Elliott keeps up Yorkshire hopes

Warwickshire 601-9 dec v Yorkshire 351 and 304-5

By Stephen Fay
Wednesday 22 January 2014 05:13

We know it's a funny old game, and it was funny to consider the way Yorkshire proposed to stay in the first division even though they were 250 behind Warwickshire on first innings at Edgbaston yesterday.

Many teams would have accepted defeat and settled for an extra day off, but when your Championship pennant flutters in the wind by the scoreboard and you are trying to escape relegation, you concoct the most extraordinary scenario to escape the awful reality of failure.

At the start of the match what Yorkshire needed was a win, but they calculated that a minimum of 11 points would give them a statistical chance of avoiding relegation. Unfortunately they lost the toss. The wicket was flat and they got only two bowling points out of three in Warwickshire's first innings of 601. (They became only the third county to score more than 600 against Yorkshire in the history of the Championship. If you can't guess the others, the answer is at the end of the article.)

That meant that Yorkshire had to win a full set of five batting points by scoring 400. As the mist lifted and the sun began to shine through the clouds at the start of play, Yorkshire were 261 for 6 and their prospects looked grim.
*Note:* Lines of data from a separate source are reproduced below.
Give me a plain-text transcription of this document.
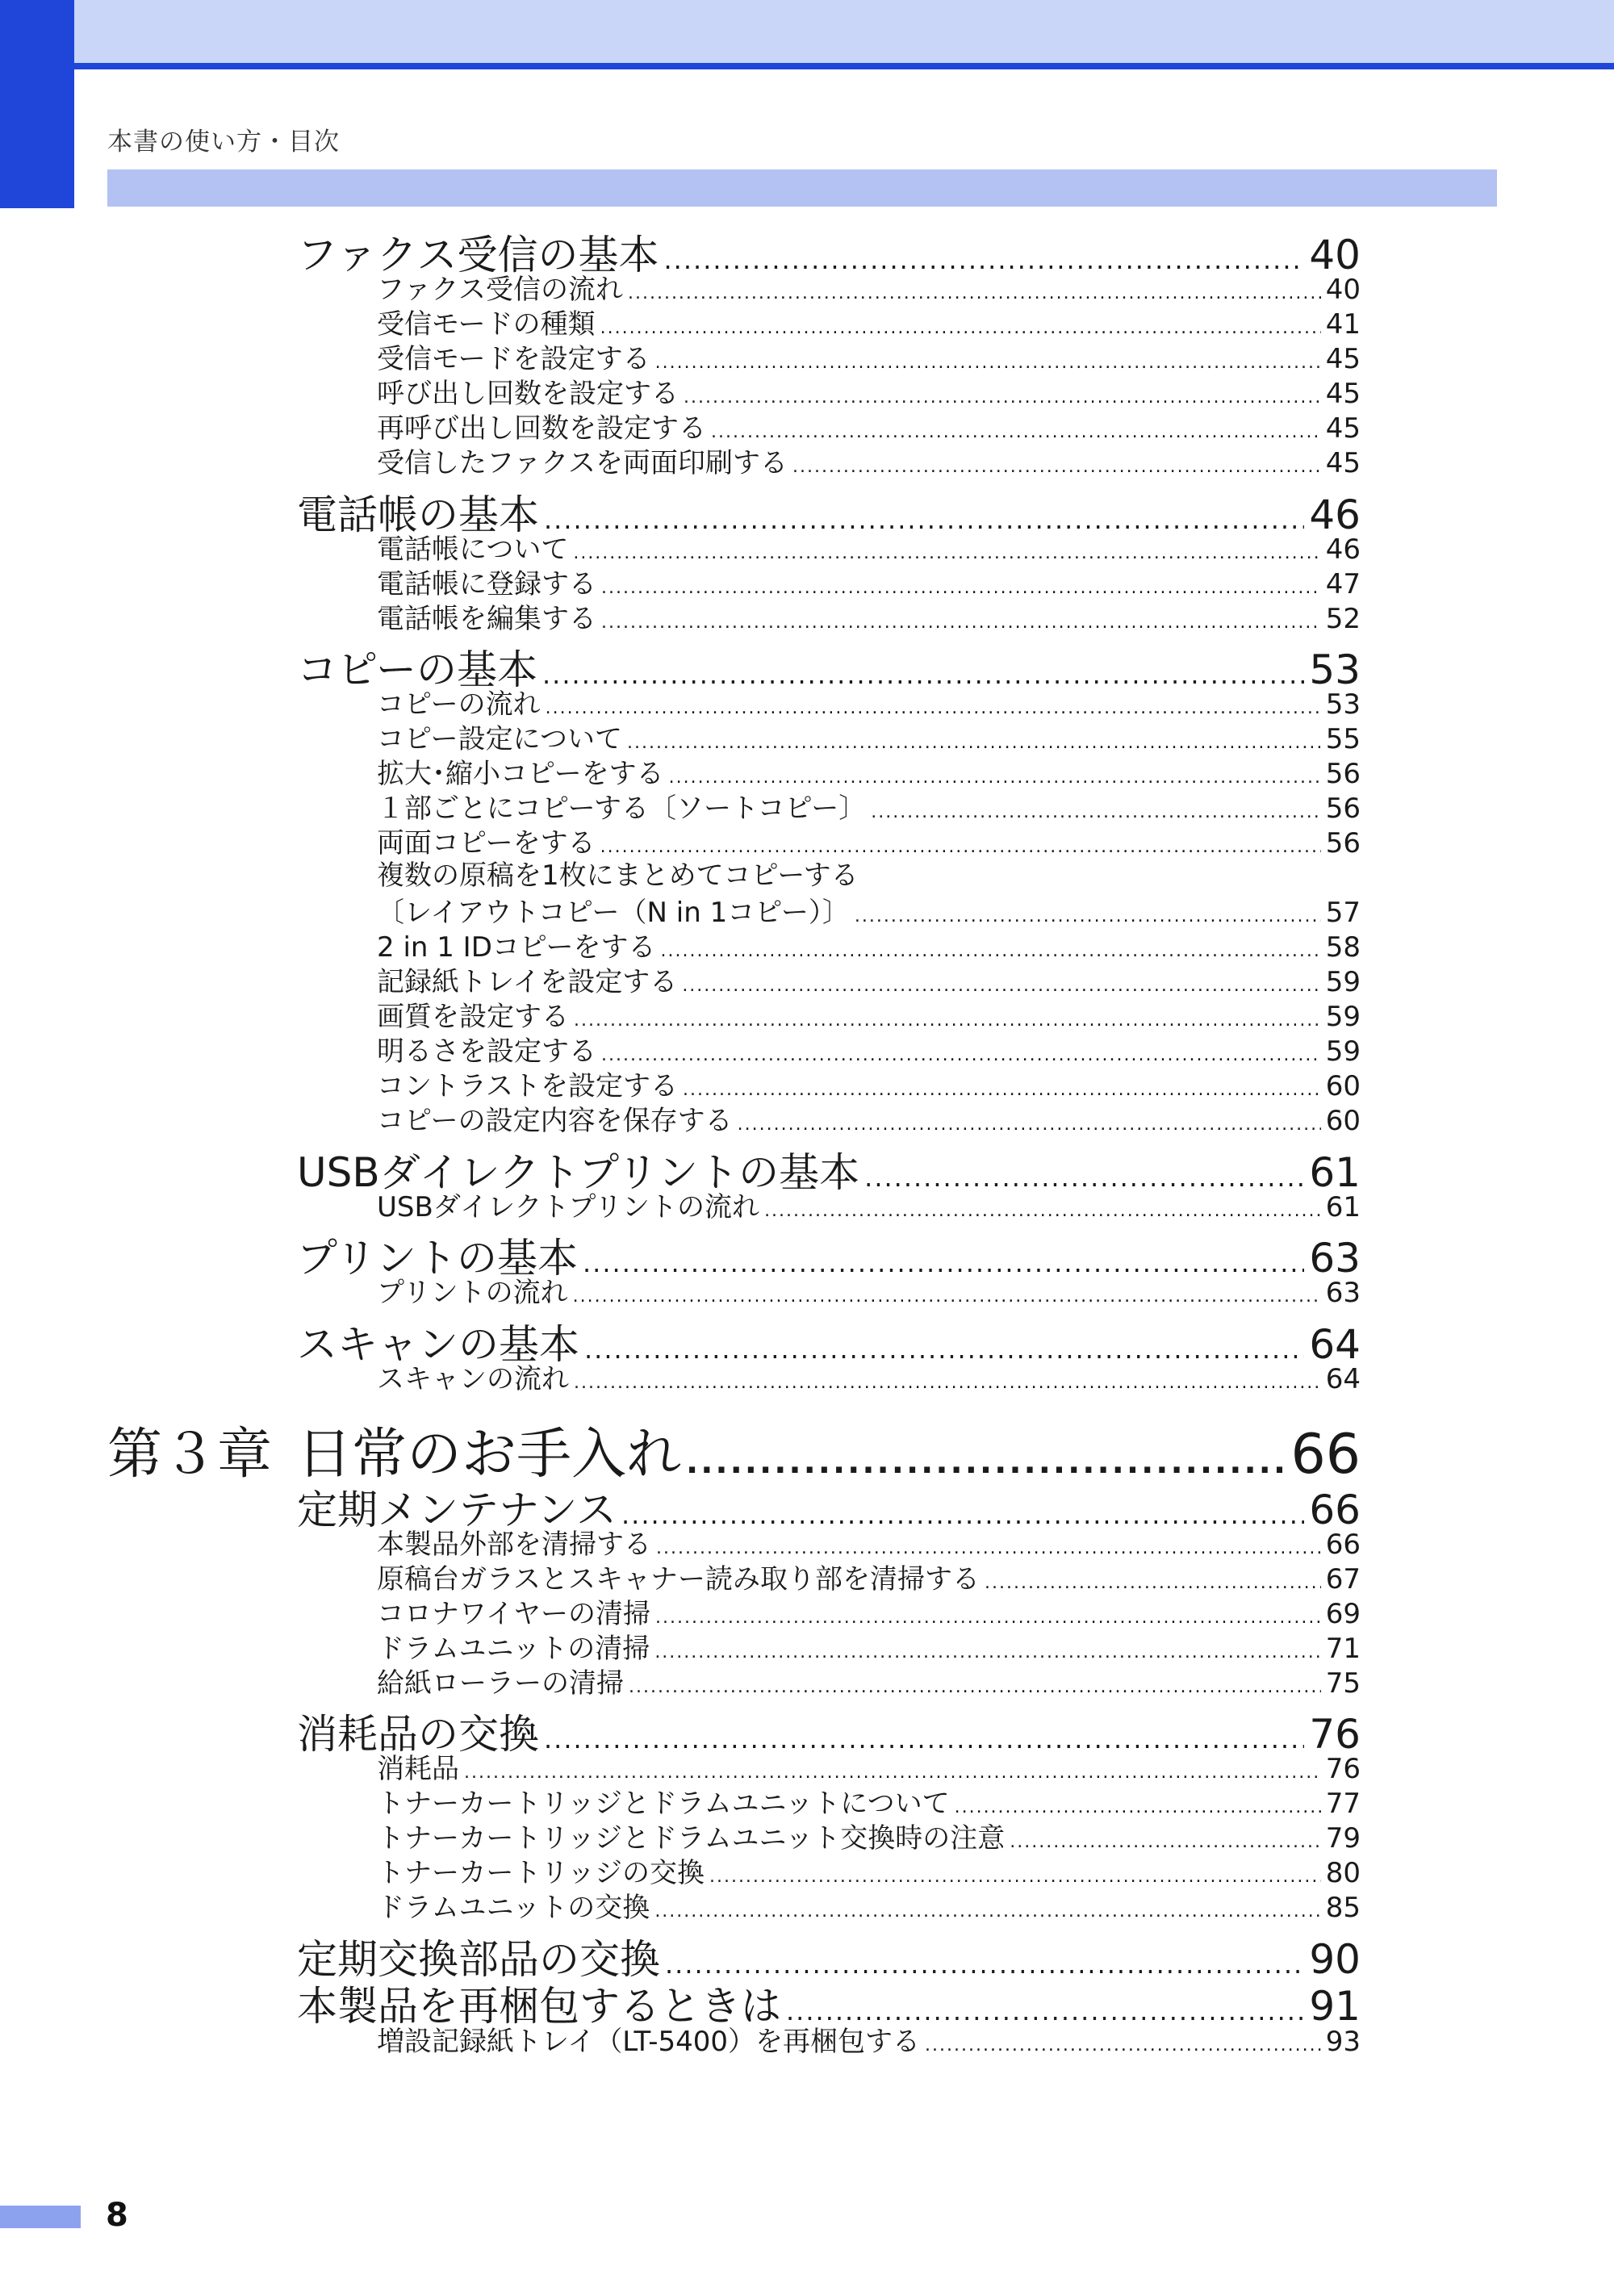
本書の使い方・目次
ファクス受信の基本 .....	40
ファクス受信の流れ .....	40
受信モードの種類 .....	41
受信モードを設定する .....	45
呼び出し回数を設定する .....	45
再呼び出し回数を設定する .....	45
受信したファクスを両面印刷する .....	45
電話帳の基本 .....	46
電話帳について .....	46
電話帳に登録する .....	47
電話帳を編集する .....	52
コピーの基本 .....	53
コピーの流れ .....	53
コピー設定について .....	55
拡大･縮小コピーをする .....	56
１部ごとにコピーする〔ソートコピー〕 .....	56
両面コピーをする .....	56
複数の原稿を1枚にまとめてコピーする
〔レイアウトコピー（N in 1コピー）〕 .....	57
2 in 1 IDコピーをする .....	58
記録紙トレイを設定する .....	59
画質を設定する .....	59
明るさを設定する .....	59
コントラストを設定する .....	60
コピーの設定内容を保存する .....	60
USBダイレクトプリントの基本 .....	61
USBダイレクトプリントの流れ .....	61
プリントの基本 .....	63
プリントの流れ .....	63
スキャンの基本 .....	64
スキャンの流れ .....	64
第３章 日常のお手入れ .....	66
定期メンテナンス .....	66
本製品外部を清掃する .....	66
原稿台ガラスとスキャナー読み取り部を清掃する .....	67
コロナワイヤーの清掃 .....	69
ドラムユニットの清掃 .....	71
給紙ローラーの清掃 .....	75
消耗品の交換 .....	76
消耗品 .....	76
トナーカートリッジとドラムユニットについて .....	77
トナーカートリッジとドラムユニット交換時の注意 .....	79
トナーカートリッジの交換 .....	80
ドラムユニットの交換 .....	85
定期交換部品の交換 .....	90
本製品を再梱包するときは .....	91
増設記録紙トレイ（LT-5400）を再梱包する .....	93
8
The ball was turning, though slowly, and Warwickshire plumped for a novice spin attack of Mark Wagh, 25, and James Spires, 22. They got through their overs quickly and two Richards, Blakey and Dawson, got off to a cracking start, reaching 302 for 6 in 25 minutes. Rejoice a bit, because that meant one more batting point; 81 runs came from 21 overs in the first hour. The scoring rate was out of a long-ago county game you read about in grubby Wisdens.

It was too good to last and it ended when Blakey edged a drive to Dominic Ostler at first slip. A stand of 93 had taken Yorkshire to 320 for 7. Blakey's 70 was a captain's innings because it meant Yorkshire could still dream. Dawson and Ryan Sidebottom put on 25 more runs before Sidebottom was caught at mid off, five runs short of another batting point.

They reached 350 and Dawson got to his 50 with only eight wickets down, but hopes of that vital fifth batting point at 400 were dashed when the last two wickets fell on 351. The total of bowling and batting points was just six. Even if they did manage a draw, 10 points would not be enough to save them.

Yorkshire's absolutely last chance was a shock win, something that had seemed impossible from the moment they lost the toss. Now that would depend on whether the home captain, Michael Powell, enforced the follow-on or not. Wayne Clarke, Yorkshire's coach, feared they would bat again because that is how a ruthless skipper forces an opponent right out of the game. Apparently Warwickshire's coach, Bob Wool-mer, thought ruthlessness was the correct course, but Powell did not. Yorkshire were sent in to bat again.

Warwickshire have been as surprising as Yorkshire this season, but at the right end of the table. Unlike Yorkshire, they have maximised the sum of their parts. But Shaun Pollock is gone and the attack now lacks penetration, especially on an easy wicket like this one.

Victor Craven was caught by Keith Piper off a thin edge at 39, but Matthew Elliott, a class import from Victoria, and Anthony McGrath eroded the confidence of the spinners and the hapless seamers aroused no sense of threat.

Yorkshire needed to score at four an over to establish a lead of 70 or so at the close, and the partnership grew exactly according to plan: 82 off 20; 163 off 40; 201 off 50. The 150 partnership came up in 126 minutes.

It was funny. Yorkshire were continuing to deny their fate. They imagine that if they can get a lead of around 170 after an hour today, then Dawson could spin Warwick-shire out. Yorkshire's points would mean they could fight on to avoid relegation. In the words of the comic classic: "With one bound Jack was free". Completely improbable, but not entirely impossible.

(The other counties who have scored 600 against Yorkshire are Leicestershire and Somerset.)